Consultant Epideomiologist

Frequent user

22 Apr 2012, 11:42

100% coverage has proven elusive. In the CTC research program we manages to get 70% to 80%. A CHW-delivered CMAM program in Bangladesh go just under 90%. This is the best coverage recorded to date. Most CMAM programs do not achieve coverage anything like these levels. A lot (NoH and INGO run) of CMAM programs never exceed 30%. In my experience the SPEHER standards (although minimum standards) remain challenging for MoHs and INGOs to achieve).

BTW ... the coverages give above are for direct period coverage estimates by CSAS, SLEAC, or SQUEAC.

Anonymous 1342

Normal user

22 Apr 2012, 12:03

that's very surprising. is the same level of coverage (~30%) also being seen in emergencies? i was looking at data from an INGO working in the neighboring district to where we are setting up (in the Sahel) and the numbers they treated for one month was about a third of our expected caseload for the year. and they have a program covering half a district while we are aiming to set up CMAM for the whole district. hence the debate between budgeting for 70 vs 100%.

Mark Myatt

Consultant Epideomiologist

Frequent user

22 Apr 2012, 12:52

The < 30% figure is what we have seen in many programs over the past decade. The range is from just over 8% to just under 90%. As a general rule we see coverage at about 20% - 30% when a program does nothing very wrong but also does nothing very right (i.e. they get he clinical side OK but the case-finding, sensitisation, mobilisation, messages, spatial reach &c. components of the program are weak).
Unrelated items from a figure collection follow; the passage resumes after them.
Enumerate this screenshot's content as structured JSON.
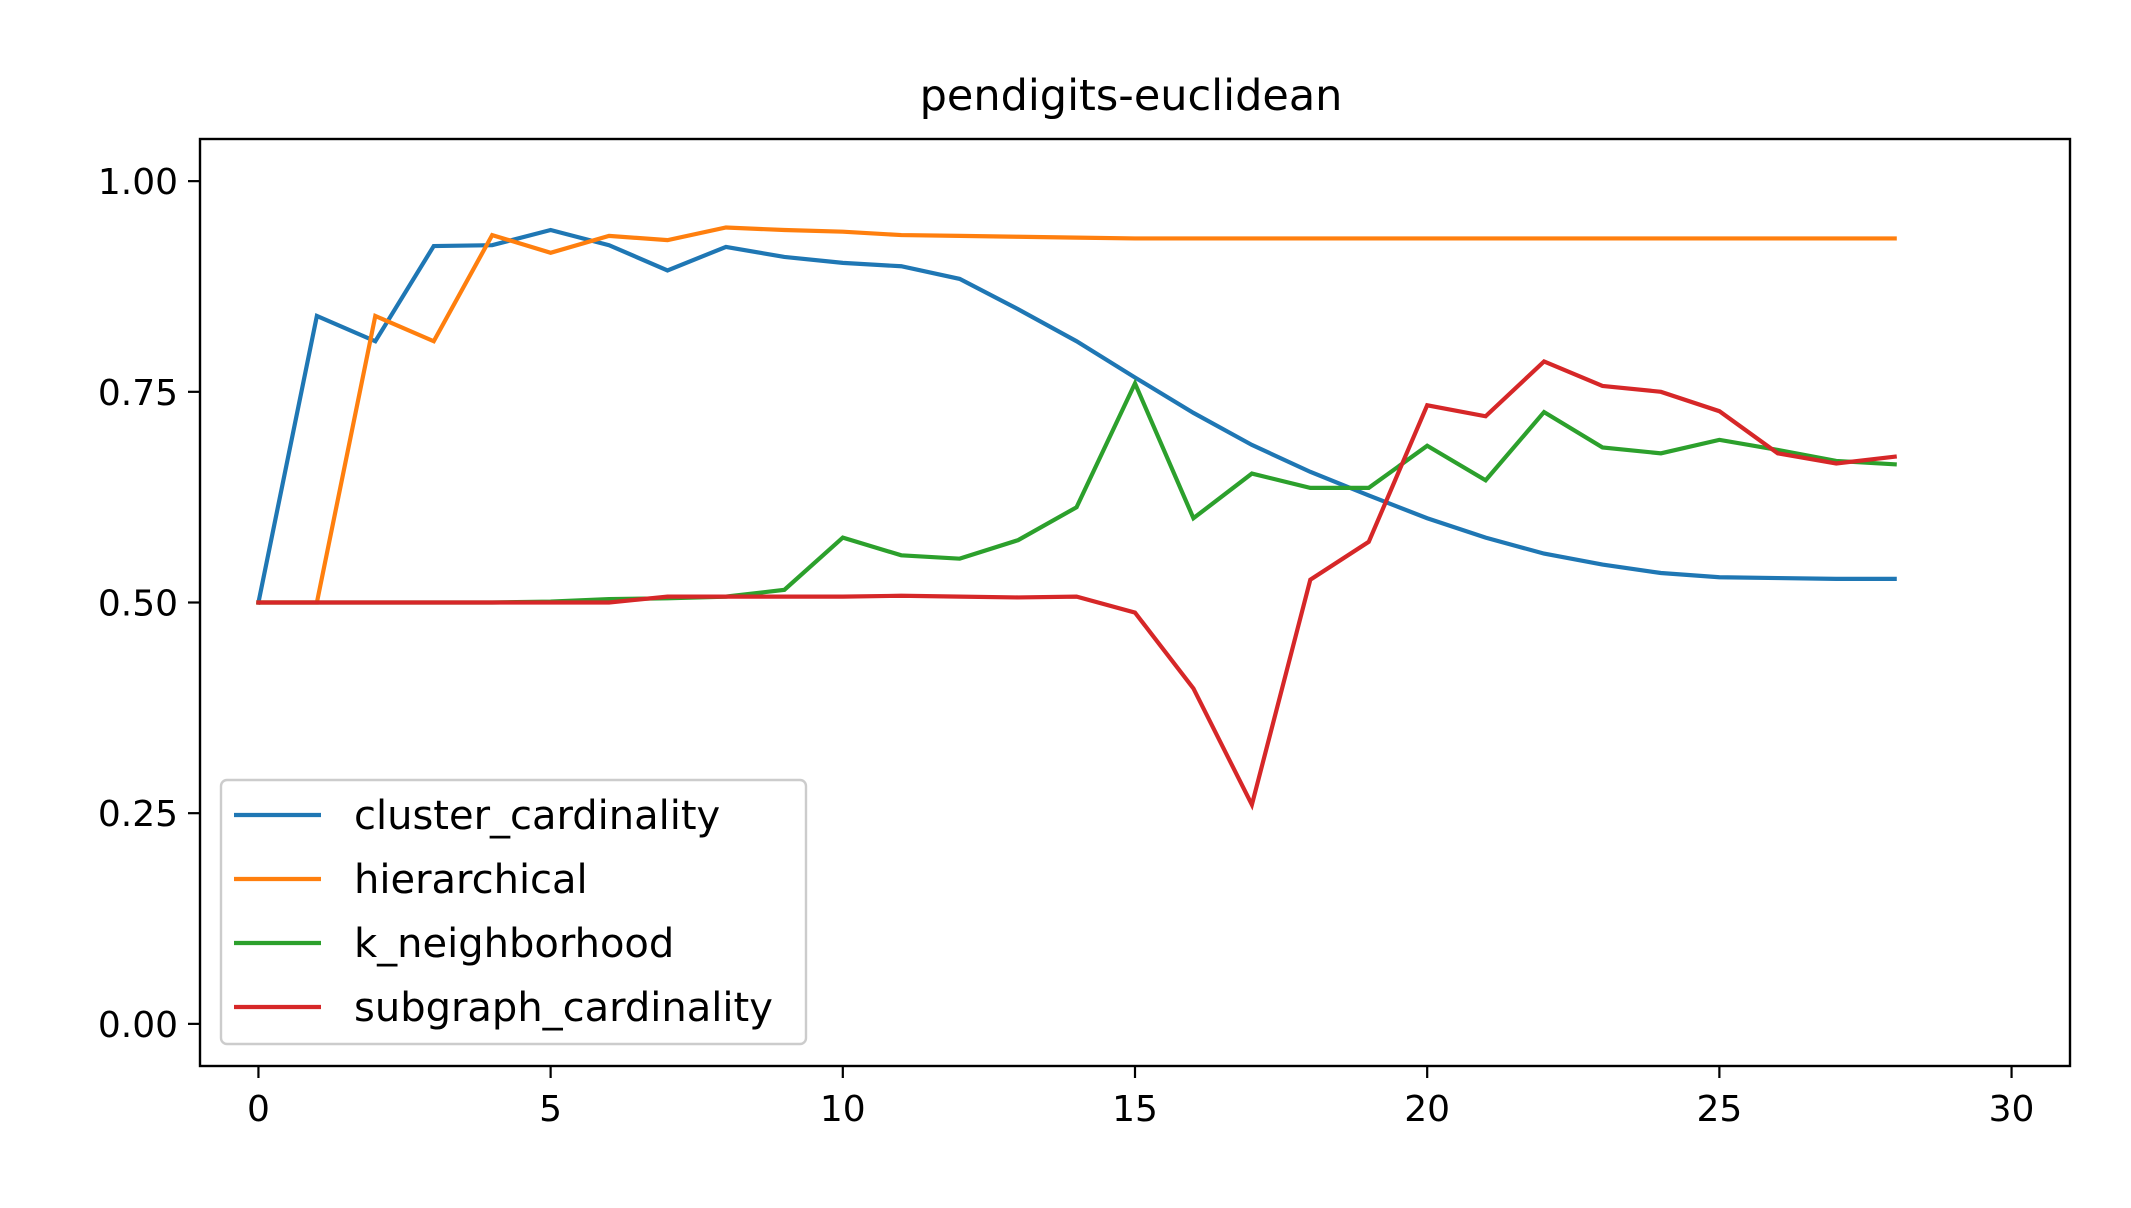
{
  "chart_data": {
    "type": "line",
    "title": "pendigits-euclidean",
    "xlabel": "",
    "ylabel": "",
    "xlim": [
      -1,
      31
    ],
    "ylim": [
      -0.05,
      1.05
    ],
    "xticks": [
      0,
      5,
      10,
      15,
      20,
      25,
      30
    ],
    "xtick_labels": [
      "0",
      "5",
      "10",
      "15",
      "20",
      "25",
      "30"
    ],
    "yticks": [
      0.0,
      0.25,
      0.5,
      0.75,
      1.0
    ],
    "ytick_labels": [
      "0.00",
      "0.25",
      "0.50",
      "0.75",
      "1.00"
    ],
    "grid": false,
    "legend_position": "lower-left",
    "x": [
      0,
      1,
      2,
      3,
      4,
      5,
      6,
      7,
      8,
      9,
      10,
      11,
      12,
      13,
      14,
      15,
      16,
      17,
      18,
      19,
      20,
      21,
      22,
      23,
      24,
      25,
      26,
      27,
      28
    ],
    "series": [
      {
        "name": "cluster_cardinality",
        "color": "#1f77b4",
        "values": [
          0.5,
          0.84,
          0.81,
          0.923,
          0.924,
          0.942,
          0.924,
          0.894,
          0.922,
          0.91,
          0.903,
          0.899,
          0.884,
          0.848,
          0.81,
          0.767,
          0.725,
          0.687,
          0.655,
          0.627,
          0.6,
          0.577,
          0.558,
          0.545,
          0.535,
          0.53,
          0.529,
          0.528,
          0.528
        ]
      },
      {
        "name": "hierarchical",
        "color": "#ff7f0e",
        "values": [
          0.5,
          0.5,
          0.84,
          0.81,
          0.936,
          0.915,
          0.935,
          0.93,
          0.945,
          0.942,
          0.94,
          0.936,
          0.935,
          0.934,
          0.933,
          0.932,
          0.932,
          0.932,
          0.932,
          0.932,
          0.932,
          0.932,
          0.932,
          0.932,
          0.932,
          0.932,
          0.932,
          0.932,
          0.932
        ]
      },
      {
        "name": "k_neighborhood",
        "color": "#2ca02c",
        "values": [
          0.5,
          0.5,
          0.5,
          0.5,
          0.5,
          0.501,
          0.504,
          0.505,
          0.507,
          0.515,
          0.577,
          0.556,
          0.552,
          0.574,
          0.613,
          0.76,
          0.6,
          0.653,
          0.636,
          0.636,
          0.686,
          0.645,
          0.726,
          0.684,
          0.677,
          0.693,
          0.681,
          0.668,
          0.664
        ]
      },
      {
        "name": "subgraph_cardinality",
        "color": "#d62728",
        "values": [
          0.5,
          0.5,
          0.5,
          0.5,
          0.5,
          0.5,
          0.5,
          0.507,
          0.507,
          0.507,
          0.507,
          0.508,
          0.507,
          0.506,
          0.507,
          0.488,
          0.398,
          0.26,
          0.527,
          0.572,
          0.734,
          0.721,
          0.786,
          0.757,
          0.75,
          0.727,
          0.677,
          0.665,
          0.673
        ]
      }
    ]
  }
}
The term "emergencies" covers a multitude of circumstances. The figures in my original reply (above) are mostly from what might be termed "complex humanitarian emergencies" and are direct coverage estimates.

If you treat 33% of your annual expected caseload in one month then you should definitely suspect your expected caseload estimate. It is likely that your early caseload is made up of a lot of prevalent cases who have been SAM for some weeks or months. A three to four month expected caseload is not, therefore, impossible. It is, however, extremely unlikely since it would mean something like 100% coverage in the first month. Achieving this level of coverage so quickly is outside of all experience with the CTC / CMAM model.

The expected caseload approach is an INDIRECT approach usually based on a historic point estimate from a survey with an urban bias (PPS), a sample size too small to estimate SAM with useful precision (e.g. n = 2850 is required for a relative precision of 30% on a 2% estimate using a design effect of 1.5), and using a population estimate that is likely to be inaccurate in emergency settings. This is a very poor way to estimate coverage. The figures in my reply (above) are for DIRECT estimates of coverage using the CSAS, SLEAC, SQUEAC, and (for one) the S3M method.